Wilde duifjes met appel en calvados
bereiding
-
1
Verwarm de oven voor op 190° C.
Snij de groenten fijn.
Hak de ui fijn.
Schil de appels en maak van 4 appels balletjes met een parisiennelepeltje. Snij de restjes en de twee resterende appels in stukjes.

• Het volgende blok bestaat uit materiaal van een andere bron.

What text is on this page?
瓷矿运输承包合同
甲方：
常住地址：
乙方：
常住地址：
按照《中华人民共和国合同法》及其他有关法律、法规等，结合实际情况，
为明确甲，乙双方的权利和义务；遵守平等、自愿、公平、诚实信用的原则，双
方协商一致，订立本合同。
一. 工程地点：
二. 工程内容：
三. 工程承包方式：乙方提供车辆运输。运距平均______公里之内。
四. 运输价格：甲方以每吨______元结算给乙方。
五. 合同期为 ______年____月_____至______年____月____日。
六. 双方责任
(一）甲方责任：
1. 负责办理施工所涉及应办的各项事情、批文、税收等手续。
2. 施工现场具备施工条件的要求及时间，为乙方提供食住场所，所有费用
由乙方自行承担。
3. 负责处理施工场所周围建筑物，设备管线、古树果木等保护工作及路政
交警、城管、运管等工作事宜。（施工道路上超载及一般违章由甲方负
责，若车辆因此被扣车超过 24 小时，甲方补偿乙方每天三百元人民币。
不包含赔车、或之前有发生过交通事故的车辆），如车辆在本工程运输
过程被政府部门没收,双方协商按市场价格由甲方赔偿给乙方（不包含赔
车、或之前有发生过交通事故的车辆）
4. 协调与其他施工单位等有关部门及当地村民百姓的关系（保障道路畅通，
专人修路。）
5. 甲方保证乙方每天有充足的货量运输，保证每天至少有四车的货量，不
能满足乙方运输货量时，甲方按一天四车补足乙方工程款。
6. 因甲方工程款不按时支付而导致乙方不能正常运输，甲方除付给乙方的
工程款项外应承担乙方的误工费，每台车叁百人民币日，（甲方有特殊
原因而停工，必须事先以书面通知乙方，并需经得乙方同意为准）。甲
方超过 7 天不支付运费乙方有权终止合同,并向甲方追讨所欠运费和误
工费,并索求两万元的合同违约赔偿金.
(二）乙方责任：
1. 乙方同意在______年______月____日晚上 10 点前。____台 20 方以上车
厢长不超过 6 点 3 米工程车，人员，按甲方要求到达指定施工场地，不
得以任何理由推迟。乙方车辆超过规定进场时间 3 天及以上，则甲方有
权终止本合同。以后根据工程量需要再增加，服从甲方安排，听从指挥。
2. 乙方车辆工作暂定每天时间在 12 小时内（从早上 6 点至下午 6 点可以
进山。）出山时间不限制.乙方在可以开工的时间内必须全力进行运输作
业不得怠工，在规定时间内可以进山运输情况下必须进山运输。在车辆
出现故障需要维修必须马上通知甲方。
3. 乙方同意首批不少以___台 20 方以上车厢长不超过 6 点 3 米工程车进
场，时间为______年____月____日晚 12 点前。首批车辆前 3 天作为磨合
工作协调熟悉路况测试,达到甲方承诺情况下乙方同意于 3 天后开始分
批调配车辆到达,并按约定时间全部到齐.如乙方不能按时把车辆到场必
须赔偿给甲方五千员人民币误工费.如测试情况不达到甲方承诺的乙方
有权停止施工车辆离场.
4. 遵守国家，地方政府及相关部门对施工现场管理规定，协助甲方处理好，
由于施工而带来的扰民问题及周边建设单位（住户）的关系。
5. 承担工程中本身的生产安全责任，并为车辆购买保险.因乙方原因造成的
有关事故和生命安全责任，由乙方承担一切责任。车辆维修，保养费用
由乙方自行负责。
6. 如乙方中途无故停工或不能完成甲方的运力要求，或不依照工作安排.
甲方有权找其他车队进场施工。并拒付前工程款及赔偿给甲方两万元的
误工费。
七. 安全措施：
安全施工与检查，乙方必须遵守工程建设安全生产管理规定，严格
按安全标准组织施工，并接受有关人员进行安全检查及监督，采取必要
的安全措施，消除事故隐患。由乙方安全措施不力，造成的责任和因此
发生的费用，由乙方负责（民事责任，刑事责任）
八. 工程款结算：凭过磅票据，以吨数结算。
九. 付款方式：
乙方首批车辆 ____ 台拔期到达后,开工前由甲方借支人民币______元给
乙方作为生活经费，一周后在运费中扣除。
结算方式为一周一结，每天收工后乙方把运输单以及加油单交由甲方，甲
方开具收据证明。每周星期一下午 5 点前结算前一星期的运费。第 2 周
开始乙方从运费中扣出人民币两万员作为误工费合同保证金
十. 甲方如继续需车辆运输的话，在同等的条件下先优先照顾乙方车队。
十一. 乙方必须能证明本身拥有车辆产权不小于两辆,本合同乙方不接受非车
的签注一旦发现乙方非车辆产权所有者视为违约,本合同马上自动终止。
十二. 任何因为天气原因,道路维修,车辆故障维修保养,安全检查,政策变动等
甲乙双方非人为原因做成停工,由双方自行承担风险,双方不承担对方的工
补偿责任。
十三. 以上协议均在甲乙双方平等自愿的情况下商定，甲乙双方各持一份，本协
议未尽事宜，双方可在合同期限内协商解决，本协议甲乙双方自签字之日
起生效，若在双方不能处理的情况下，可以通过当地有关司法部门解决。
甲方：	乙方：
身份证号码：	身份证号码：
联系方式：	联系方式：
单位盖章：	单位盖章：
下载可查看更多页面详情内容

Schil en kook de aardappelen.
-
2
Kruid de duifjes met peper en zout en braad ze even aan in 50 g boter. Leg ze in een braadslee en zet ze in de warme oven. Overgiet ze geregeld met braadvocht. Haal ze na 20 minuten uit de oven. Snij de de boutjes en de filets eraf.
-
3
Hak het karkas in stukjes en bak dit met de gesneden groenten aan in een scheut olie. Voeg er het kruidentuiltje, de rode wijn, de fond, de rozemarijn, het appelsap en de balsamicoazijn aan toe. Laat 40 minuten zacht koken. Schep er geregeld het vet af. Giet het vocht door een zeef. Parfumeer met de calvados.
-
4
Bak de appelballetjes in 50 g boter en strooi er suiker over. Laat lichtjes karamelliseren en blus met citroensap. Hou warm.
-
5
Bak in dezelfde pan, in 25 g boter, de andere stukjes appel, doe er de ui bij en laat gaar worden. Duw dit door een zeef en pureer met de aardappelen. Kruid met nootmuskaat, kaneel, peper en zout.
-
6
Doe het vlees met wat saus in een pannetje en laat warm worden. De boutjes moeten iets langer, die moeten gaar zijn, de filets moeten rosé blijven. Schik wat puree en de appelballetjes op het bladerdeeg.
-
7
Leg er de filets en de boutjes op en garneer met peterselie en gefrituurde schorseneer. Warm de saus op en klop er wat klontjes boter door (laat niet meer koken). Lepel de warme saus erbij en serveer op een warm bord.